Deputy Premier and Advanced Education minister Deb Matthews, Treasury Board president Liz Sandals, and Economic Development minister Brad Duguid all have said they're not running in the June election, and Wynne is filling those jobs with politicians who are up for re-election.

“I want to make sure that we have that team that's going to carry us into the election and beyond,” Wynne said yesterday after making an unrelated announcement in Barrie, Ont.

“The people who are no longer going to be in cabinet are people who have served this province very, very well.”

Mitzie Hunter moved from education minister to become minister of advanced education, Eleanor McMahon left her role as tourism, culture and sport minister to lead the treasury board, and Steven Del Duca was shuffled from transportation to economic development.

Indira Naidoo-Harris, who had been the status of women minister and minister responsible for early years and child care, will fill the job of education minister while keeping her early years and child care responsibilities.

Kathryn McGarry was moved from natural resources to become the new transportation minister.

In addition, three backbenchers were promoted into cabinet.

Nathalie Des Rosiers, who was elected in Ottawa-Vanier in a byelection in November, 2016, became natural resources minister, Daiene Vernile, who represents Kitchener Centre, is now minister of tourism, culture and sport, and Harinder Malhi, of Brampton-Springdale, became the new minister of the status of women.

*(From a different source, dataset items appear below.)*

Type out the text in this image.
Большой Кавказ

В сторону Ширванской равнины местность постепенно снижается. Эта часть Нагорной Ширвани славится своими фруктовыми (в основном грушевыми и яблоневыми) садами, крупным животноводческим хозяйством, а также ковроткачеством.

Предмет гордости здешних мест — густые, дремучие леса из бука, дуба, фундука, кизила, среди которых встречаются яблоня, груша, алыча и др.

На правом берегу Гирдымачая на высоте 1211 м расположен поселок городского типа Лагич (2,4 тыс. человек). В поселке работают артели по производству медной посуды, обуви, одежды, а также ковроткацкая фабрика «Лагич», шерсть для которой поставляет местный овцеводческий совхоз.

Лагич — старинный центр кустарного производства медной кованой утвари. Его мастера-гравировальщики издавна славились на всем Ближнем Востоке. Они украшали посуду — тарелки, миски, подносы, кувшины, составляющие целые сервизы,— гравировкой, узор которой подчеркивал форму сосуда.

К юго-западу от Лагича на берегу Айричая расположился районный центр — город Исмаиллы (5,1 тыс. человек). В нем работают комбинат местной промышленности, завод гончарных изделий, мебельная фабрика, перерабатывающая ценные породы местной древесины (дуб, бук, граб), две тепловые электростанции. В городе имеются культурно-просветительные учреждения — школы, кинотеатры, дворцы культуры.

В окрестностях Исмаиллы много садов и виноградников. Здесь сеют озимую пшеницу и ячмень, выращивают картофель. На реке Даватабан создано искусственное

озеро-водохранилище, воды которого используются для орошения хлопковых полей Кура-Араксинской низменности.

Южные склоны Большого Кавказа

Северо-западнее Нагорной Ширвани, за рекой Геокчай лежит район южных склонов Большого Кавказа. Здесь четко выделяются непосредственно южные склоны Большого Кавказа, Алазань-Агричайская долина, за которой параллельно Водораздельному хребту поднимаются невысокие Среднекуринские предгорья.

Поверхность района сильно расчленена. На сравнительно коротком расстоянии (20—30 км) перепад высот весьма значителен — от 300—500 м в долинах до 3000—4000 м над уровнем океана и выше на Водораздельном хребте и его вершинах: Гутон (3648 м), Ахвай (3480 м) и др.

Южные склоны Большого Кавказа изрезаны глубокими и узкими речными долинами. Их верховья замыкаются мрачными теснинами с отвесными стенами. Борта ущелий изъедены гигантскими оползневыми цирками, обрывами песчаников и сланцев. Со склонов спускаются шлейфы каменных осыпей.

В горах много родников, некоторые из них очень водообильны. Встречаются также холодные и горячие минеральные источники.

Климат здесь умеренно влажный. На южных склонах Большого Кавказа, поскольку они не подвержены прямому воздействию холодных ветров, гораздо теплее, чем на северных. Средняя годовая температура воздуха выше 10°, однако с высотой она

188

Many of the ministers involved in the shuffle represent ridings—largely in the key Greater Toronto Area battleground—that may see closely-fought races in the election.

As well, the new cabinet is close to gender parity, with 13 women and 16 men.

“I think it is important to have diversity—gender and regional and background diversity—at the cabinet table and so that has been part of the consideration as we go into this cabinet shuffle,” Wynne noted.

“It has been wonderful to have the people who have served for the last number of years, but the reality is there's new experience and there's a new perspective that can come to the table.”

The Progressive Conservatives likened the shuffle to rearranging chairs on a “sinking ship” while the NDP said the reason for the shuffle was to give Liberals at risk of losing their seats a title to pad their résumé before the election in June.

Wynne last shuffled her cabinet in July, with a few moves to replace Glen Murray, who left as environment minister to become executive director of the Pembina Institute.

At that time, Chris Ballard became environment minister and Peter Milczyn was promoted to take over Ballard's former post as housing minister.

Wynne previously has downplayed the effect of several senior cabinet members not running again, saying people sacrifice a lot to enter politics.

Speaker Dave Levac, the Liberal representative for Brant, and Monte Kwinter, Ontario's oldest MPP, also have announced they won't seek re-election.